During the last 100 years, approximately 110 million people have died under the forces of socialist regimes. Today, in Venezuela, citizens who haven’t died of starvation or fled the socialist paradise are rising up en masse against President Maduro’s brutal dictatorship. Incidentally, Maduro himself most definitely is not starving.
Despite these numbers, it is considered chic and intellectually-forward these days in the U.S. to proclaim oneself a socialist. What is it about socialism that makes people hail it at the same time knowing that it eventually will do its best to destroy them?
First, every socialist country has risen on false promises. These promises include untold prosperity, equality for all, and security for its citizens – said security, of course, is provided by gun-toting soldiers of the regime. The promises sound good. Still, every country that has fallen for socialism’s rosy picture has been driven into abject poverty, starvation, despair, and a two-caste social system with a few masters on top and everyone down at heel at the bottom.
Like any Ponzi scheme, socialism must collapse under its own weight. Any initial signs of success under socialism seduce and enthrall, like an enchanting mistress. These successes, however, are quickly eradicated by economic and philosophic reality. Mistresses rarely live up to their initial allure. The record of socialist’s failure is 100 percent and remains unbroken. The result is 100 predictable – poverty, hunger, and a tyrannical government that rules by force instead of rule of law.
Despite the current love affair U.S. millennials have with Venezuela, the country is following in the wake of all other failed socialist dictatorships. At one time, Venezuela was an oil-rich, prosperous and thriving country. Former President Hugo Chavez nationalized many industries, including the oil industry. There were small, initials sign of success when Chavez distributed some of the nationalized – or stolen – property among the happy citizenry. But stolen property can support a nation for only so long. Venezuela’s oil industry collapsed and is currently drawing its last breath. As is Venezuela itself.

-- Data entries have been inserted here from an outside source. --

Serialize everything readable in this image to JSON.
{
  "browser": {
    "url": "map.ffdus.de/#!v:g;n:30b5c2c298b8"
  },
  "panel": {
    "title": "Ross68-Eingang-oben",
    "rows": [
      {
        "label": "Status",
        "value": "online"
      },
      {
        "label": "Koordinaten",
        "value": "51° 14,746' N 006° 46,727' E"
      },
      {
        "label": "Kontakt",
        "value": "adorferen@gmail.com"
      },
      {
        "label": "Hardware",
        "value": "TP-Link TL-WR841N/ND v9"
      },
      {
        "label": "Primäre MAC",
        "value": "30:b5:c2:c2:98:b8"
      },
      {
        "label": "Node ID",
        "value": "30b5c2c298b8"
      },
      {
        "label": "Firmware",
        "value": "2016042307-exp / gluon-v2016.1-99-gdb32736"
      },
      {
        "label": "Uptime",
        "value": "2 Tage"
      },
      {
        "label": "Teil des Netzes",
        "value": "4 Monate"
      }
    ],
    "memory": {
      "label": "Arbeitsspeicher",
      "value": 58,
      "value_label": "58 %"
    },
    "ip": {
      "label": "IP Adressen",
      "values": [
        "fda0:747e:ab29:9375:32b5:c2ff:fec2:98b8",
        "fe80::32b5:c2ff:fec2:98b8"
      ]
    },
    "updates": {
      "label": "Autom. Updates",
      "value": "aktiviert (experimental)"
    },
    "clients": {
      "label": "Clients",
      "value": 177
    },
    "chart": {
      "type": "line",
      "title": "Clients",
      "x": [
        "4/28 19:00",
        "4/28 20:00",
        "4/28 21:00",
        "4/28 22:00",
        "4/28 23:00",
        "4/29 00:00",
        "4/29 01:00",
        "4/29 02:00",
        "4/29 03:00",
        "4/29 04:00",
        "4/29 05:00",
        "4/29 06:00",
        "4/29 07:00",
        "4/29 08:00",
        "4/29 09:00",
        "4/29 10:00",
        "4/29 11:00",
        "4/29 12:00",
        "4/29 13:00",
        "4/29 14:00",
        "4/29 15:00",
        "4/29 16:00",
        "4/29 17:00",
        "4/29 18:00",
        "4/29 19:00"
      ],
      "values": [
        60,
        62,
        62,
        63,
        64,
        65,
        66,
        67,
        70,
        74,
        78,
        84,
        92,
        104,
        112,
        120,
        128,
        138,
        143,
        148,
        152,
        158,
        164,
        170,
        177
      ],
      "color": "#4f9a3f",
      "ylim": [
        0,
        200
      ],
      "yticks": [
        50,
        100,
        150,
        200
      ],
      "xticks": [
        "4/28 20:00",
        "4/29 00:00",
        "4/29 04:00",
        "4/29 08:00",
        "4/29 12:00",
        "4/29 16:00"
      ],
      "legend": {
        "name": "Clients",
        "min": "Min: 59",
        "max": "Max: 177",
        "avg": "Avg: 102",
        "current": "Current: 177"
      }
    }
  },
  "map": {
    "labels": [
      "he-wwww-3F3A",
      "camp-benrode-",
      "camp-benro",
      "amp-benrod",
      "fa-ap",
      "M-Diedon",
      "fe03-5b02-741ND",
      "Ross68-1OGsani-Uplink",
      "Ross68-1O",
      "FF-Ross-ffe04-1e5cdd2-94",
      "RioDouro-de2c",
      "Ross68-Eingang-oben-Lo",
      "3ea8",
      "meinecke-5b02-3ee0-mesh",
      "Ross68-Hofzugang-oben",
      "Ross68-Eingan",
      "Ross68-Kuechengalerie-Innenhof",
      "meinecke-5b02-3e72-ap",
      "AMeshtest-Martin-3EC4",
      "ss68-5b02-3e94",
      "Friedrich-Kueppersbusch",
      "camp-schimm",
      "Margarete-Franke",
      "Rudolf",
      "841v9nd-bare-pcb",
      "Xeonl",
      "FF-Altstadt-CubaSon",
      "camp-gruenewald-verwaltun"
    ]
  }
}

Inefficiency and fraud are only part of the reasons no socialist country can survive. The principles of socialism themselves work toward its destruction. There are no incentives under socialism. Under capitalism, incentives are the driving force. Offer a service or product at the best price, and you will prosper. Market forces rule. Under socialism, government imperative rules, so profit and loss and pricing take a back seat. In Venezuela, two week’s wages may buy you a bit of bread, if you are fortunate enough to find any.
Other countries that are still attempting to “perfect” socialism include Cuba, Cambodia, China, and North Korea. Only China’s current efforts at some free enterprise is allowing it to grow economically. Cuba, Cambodia, and North Korea are struggling to survive, with its citizens living under the complete control of its masters.
In the U.S., Bernie Sanders and his somewhat more attractive, newly-elected partisans are preaching a “perfect” version of socialism while living in luxurious homes and enjoying all of the offerings of capitalism. They are calling for 70 percent taxation on the evil rich.
U.S. socialism advocates point a finger of praise at countries such as Sweden and Denmark as “real socialism” while ignoring the misery in Venezuela, Cuba, North Korea, and others. They also ignore the fact Sweden and Denmark are very business and entrepreneur-friendly. They merely have a huge social safety net. Marx would not approve of them.
The problem is, money, consumer products, and services are finite. As former Prime Minister Thatcher famously stated, “Sooner or later, you run out of other people’s money.” That sums up the inherent flaw with the socialist theory. What happens when you run out of stolen goods? That is a question Sanders and his acolytes have yet to answer.
We live in an imperfect world. Capitalism does not guarantee riches. It only promises the opportunity to pursue a better life. Wealth is created through hard work and incentives. By its nature, some people will pursue success more ardently than others, thus creating income inequality. But individuals still have a choice. Under socialism, any pretense of choice is removed. Misery and poverty will be distributed equally. Wealth is destroyed instead of created.
Imperfect though it may be, capitalism is the only economic system to offer the incentives to pursue success through market forces. By contrast, socialism everywhere has destroyed its wealth and financial markets.